Au cours de la même conférence de presse, Haj Mostafa Mchiouer, père du défunt Abdelali, a démenti toute fausse information concernant une demande de rançon en échange du rapatriement de la dépouille. "La famille n'est pas en contact avec des agences gouvernementales et nous n'avons reçu aucune demande financière de la part de l'Algérie concernant le retour du corps", a-t-il souligné.
Cependant, face à la paralysie des procédures administratives en Algérie, les proches d'Abdelali Mchiouer ont contacté le président algérien, Abdelmadjid Tebboune. Dans une lettre à laquelle Yabiladi a eu accès, ils demandent de faciliter le rapatriement de la dépouille du défunt, au nom de la dignité humaine. "Cette tragédie est épouvantable pour nous et nos proches. La vague d'émotion qu'elle a suscitée est immense : nous n'en voyons pas la fin. Et si nous n'en voyons pas la fin, Monsieur le Président de la République, c'est parce que plus de trois semaines après sa mort, nous n'avons pas été autorisés à enterrer notre fils qui, rappelons-le, n'était ni un criminel ni un ennemi de l'Algérie", écrit la famille.
"Le corps d'Abdelali est toujours prisonnier de l'inertie des bureaucrates. Cette situation doit nous interpeller tous, en tant qu'Algériens, en tant que Marocains et en tant que Musulmans", souligne également la famille. "Au-delà de nos convictions, de nos différences, de nos parenthèses, la seule considération due à un mort doit être humaine. Humaine tout simplement", concluent-ils.

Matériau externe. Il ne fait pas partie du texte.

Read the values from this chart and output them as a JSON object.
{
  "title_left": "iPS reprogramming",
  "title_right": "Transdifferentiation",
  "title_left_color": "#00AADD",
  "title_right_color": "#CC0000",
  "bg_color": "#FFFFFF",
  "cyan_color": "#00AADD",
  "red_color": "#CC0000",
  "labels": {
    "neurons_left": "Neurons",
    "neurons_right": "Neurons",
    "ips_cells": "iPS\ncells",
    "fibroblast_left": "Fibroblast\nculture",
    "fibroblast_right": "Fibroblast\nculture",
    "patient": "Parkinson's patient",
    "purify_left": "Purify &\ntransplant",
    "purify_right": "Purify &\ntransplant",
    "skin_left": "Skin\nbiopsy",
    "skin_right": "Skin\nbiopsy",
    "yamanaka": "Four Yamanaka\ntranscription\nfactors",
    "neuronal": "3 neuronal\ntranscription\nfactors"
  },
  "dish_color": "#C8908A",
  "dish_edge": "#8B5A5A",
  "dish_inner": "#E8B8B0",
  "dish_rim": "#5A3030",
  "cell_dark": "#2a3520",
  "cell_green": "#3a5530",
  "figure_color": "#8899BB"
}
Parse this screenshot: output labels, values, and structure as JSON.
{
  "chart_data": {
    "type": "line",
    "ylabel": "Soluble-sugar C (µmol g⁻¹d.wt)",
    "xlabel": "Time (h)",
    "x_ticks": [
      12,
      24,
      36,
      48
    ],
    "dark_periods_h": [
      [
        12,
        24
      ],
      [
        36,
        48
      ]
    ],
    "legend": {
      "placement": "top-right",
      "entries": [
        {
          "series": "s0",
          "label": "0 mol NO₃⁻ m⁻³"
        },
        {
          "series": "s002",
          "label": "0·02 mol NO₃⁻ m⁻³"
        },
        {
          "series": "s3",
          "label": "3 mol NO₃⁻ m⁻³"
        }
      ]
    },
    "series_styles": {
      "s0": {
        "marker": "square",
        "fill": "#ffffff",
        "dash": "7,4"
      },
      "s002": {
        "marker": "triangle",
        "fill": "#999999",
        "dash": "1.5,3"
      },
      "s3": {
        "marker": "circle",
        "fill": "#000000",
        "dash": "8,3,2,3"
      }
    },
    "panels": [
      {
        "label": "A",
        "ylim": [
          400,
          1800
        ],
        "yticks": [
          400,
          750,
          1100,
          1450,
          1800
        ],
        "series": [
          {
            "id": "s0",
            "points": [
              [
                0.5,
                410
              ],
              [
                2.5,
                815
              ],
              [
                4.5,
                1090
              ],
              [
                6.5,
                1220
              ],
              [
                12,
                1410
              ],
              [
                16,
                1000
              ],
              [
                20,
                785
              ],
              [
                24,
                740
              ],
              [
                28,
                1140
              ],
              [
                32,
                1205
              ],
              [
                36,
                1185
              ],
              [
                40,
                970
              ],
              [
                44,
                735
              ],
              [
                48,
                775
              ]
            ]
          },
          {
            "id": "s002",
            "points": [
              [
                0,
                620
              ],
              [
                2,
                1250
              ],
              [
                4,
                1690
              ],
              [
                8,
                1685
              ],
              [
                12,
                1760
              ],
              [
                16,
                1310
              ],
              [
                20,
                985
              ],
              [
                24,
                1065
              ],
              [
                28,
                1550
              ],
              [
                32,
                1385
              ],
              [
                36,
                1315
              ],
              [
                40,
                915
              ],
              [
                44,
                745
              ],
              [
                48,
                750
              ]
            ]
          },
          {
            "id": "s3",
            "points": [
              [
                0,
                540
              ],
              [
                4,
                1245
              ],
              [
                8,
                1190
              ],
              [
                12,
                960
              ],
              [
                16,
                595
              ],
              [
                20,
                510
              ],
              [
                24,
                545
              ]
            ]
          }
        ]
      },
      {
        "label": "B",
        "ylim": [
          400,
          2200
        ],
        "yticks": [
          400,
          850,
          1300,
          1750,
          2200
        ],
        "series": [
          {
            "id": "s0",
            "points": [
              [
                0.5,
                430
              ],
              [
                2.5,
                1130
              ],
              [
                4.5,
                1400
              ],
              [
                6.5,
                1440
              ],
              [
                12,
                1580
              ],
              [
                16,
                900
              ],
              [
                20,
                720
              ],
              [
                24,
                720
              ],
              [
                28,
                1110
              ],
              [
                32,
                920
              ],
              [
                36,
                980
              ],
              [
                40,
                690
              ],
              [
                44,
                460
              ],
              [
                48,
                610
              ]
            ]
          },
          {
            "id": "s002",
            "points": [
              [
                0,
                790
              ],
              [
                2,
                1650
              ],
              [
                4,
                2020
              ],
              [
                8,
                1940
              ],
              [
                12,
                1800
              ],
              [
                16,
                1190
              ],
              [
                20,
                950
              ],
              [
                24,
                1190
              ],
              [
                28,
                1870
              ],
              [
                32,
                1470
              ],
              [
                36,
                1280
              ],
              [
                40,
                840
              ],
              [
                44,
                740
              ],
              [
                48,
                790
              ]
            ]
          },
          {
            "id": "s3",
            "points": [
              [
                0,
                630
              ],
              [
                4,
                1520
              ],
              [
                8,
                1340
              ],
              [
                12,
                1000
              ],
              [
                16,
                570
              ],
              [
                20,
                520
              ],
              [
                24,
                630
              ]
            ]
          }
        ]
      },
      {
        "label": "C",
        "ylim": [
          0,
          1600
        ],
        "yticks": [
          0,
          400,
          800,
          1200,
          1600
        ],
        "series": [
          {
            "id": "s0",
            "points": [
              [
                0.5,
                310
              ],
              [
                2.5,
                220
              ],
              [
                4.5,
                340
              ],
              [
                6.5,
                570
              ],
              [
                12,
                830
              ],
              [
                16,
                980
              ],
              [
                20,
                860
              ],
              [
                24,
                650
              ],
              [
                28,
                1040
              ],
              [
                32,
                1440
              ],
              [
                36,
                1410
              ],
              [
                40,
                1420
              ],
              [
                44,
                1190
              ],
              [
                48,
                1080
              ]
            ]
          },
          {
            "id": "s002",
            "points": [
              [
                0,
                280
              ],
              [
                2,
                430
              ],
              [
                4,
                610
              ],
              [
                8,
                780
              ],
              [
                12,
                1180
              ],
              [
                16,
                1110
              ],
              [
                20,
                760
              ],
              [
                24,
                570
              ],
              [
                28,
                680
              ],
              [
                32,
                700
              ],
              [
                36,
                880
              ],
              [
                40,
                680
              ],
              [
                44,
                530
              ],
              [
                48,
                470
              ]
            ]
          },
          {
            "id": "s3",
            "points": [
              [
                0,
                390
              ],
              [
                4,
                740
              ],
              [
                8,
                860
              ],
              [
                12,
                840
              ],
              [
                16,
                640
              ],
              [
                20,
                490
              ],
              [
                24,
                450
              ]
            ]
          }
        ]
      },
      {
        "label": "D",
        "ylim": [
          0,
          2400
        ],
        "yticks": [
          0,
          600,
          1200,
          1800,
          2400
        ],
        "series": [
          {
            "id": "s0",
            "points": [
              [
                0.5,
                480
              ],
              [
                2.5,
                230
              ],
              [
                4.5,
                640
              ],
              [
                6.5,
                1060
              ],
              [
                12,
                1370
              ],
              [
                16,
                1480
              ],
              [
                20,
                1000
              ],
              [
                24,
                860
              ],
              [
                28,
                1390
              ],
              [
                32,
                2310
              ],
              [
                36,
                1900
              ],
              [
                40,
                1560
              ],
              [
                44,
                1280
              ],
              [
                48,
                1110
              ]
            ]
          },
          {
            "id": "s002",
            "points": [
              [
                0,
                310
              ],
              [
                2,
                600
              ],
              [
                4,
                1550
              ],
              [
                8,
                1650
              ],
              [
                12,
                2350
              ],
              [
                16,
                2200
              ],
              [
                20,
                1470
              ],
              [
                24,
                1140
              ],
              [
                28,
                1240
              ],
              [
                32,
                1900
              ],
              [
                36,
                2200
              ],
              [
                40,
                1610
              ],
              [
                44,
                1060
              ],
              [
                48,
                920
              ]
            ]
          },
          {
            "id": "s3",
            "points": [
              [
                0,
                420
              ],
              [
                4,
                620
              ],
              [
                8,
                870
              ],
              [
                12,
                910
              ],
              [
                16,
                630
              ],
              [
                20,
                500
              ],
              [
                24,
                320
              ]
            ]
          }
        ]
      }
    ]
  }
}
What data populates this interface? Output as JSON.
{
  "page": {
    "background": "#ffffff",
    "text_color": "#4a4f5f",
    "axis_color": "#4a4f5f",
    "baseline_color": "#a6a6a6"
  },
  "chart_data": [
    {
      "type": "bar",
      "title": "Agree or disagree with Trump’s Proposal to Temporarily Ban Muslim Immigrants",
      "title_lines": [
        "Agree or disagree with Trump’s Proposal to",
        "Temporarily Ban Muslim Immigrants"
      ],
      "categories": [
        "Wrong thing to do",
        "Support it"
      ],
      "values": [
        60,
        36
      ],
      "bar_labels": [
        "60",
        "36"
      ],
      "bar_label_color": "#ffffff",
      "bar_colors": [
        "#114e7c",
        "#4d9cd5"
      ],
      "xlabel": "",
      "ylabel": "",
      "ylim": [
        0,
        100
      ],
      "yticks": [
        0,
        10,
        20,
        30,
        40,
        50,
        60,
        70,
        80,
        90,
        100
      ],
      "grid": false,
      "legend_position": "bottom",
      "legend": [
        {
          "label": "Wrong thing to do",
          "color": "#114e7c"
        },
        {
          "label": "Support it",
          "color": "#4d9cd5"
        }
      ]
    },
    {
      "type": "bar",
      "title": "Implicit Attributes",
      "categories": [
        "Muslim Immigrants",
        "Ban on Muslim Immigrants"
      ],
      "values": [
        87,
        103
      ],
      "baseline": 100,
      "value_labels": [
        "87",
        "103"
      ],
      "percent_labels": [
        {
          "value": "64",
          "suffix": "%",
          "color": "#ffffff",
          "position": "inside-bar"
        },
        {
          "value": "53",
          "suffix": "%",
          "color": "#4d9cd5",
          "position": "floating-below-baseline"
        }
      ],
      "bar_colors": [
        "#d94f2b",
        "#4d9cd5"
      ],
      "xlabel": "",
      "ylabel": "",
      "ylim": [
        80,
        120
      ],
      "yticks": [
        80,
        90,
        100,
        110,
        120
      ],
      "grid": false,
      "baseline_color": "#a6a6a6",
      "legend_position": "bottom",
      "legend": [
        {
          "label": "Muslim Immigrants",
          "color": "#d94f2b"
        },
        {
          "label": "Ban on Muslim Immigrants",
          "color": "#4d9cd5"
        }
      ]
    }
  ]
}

Le 29 août dernier, Bilal Kissi et Abdelali Mchiouer ont été abattus par les garde-côtes algériens après que les deux Franco-Marocains se soient égarés dans les eaux territoriales marocaines et algériennes lors d'une excursion en jet ski au large de Saïdia. Ismaïl Sannabi, blessé lors de la fusillade, est toujours détenu en Algérie.